The movement is that part of humanity which has assumed the task of protecting and saving itself. If we accept that the metaphor of an organism can be applied to humankind, we can imagine a collective movement that would protect, repair and restore the organism’s capacity to endure when threatened. If so, that capacity to respond would function like an immune system, which operates independently of an individual person’s intent. Specifically, the shared activity of hundreds of thousands of nonprofit organizations can be seen as humanity’s immune response to toxins like political corruption, economic disease, and ecological degradation.

Here is a powerful resonance with a more organic view of life on the planet, one where human beings are seen as part of nature, and accordingly it resonates with ‘the Orphic’ attitude (Hadot 2008: 92) as discussed in the introduction to this chapter.

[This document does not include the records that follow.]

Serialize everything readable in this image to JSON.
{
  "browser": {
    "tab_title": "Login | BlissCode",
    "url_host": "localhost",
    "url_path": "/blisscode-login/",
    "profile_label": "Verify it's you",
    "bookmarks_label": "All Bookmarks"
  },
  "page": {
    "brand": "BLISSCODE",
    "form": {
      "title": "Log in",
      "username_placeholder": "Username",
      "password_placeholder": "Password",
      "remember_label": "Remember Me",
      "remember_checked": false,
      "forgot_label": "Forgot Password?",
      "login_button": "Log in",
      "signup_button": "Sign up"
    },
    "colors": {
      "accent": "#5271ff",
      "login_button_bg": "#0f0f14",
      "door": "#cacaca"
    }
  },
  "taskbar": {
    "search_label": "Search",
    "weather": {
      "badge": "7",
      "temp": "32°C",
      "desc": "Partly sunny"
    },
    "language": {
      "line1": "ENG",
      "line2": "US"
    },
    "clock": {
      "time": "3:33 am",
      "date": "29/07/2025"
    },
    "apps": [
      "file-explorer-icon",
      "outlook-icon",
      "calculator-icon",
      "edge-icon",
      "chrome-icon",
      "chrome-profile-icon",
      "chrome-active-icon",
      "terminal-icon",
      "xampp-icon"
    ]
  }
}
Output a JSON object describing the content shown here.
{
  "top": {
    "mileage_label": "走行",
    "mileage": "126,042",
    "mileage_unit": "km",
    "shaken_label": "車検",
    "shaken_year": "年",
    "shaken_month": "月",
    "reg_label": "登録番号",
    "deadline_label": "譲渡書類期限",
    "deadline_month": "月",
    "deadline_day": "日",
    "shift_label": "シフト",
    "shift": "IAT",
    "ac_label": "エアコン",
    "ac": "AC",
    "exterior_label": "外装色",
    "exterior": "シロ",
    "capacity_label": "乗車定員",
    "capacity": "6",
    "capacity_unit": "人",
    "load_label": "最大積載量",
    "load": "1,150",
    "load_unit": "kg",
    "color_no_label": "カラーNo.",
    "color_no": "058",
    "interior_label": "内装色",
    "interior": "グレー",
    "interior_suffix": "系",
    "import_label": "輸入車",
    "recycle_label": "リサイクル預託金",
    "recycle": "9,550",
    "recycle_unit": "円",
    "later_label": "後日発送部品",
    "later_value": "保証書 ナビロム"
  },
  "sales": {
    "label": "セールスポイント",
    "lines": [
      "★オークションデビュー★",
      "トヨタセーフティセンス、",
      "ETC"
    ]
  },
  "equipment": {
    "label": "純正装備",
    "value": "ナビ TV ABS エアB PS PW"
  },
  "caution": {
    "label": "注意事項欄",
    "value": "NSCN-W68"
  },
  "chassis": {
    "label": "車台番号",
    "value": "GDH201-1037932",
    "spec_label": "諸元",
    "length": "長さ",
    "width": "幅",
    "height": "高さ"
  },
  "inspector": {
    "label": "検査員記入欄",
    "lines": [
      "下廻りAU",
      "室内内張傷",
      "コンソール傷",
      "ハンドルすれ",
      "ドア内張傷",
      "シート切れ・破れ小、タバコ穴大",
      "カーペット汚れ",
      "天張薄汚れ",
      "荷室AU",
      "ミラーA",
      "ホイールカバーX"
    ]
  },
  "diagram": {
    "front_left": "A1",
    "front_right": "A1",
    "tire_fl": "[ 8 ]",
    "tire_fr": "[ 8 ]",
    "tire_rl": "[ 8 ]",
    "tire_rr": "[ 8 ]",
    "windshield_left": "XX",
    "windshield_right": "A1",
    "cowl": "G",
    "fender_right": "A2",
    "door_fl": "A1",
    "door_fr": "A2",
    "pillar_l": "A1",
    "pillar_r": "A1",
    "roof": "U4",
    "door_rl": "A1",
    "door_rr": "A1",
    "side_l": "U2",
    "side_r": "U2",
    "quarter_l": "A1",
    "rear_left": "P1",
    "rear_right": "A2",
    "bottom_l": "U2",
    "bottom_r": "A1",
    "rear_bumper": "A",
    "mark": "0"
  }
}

This organic metaphor would be intolerable in strictly reductionist science, as explored in Chapter 3. To repeat part of an extract that appeared near the start of this sub-section in order to draw explicit attention to the importance of the metaphor, “…perhaps [this was] the growth of something organic, if not biologic. Rather than a movement in the conventional sense, could it be an instinctive, collective response to threat?” This question will end this sub-section and be brought back into focus (indirectly, at least) in the sub-section examining Sheldrake’s morphic resonance.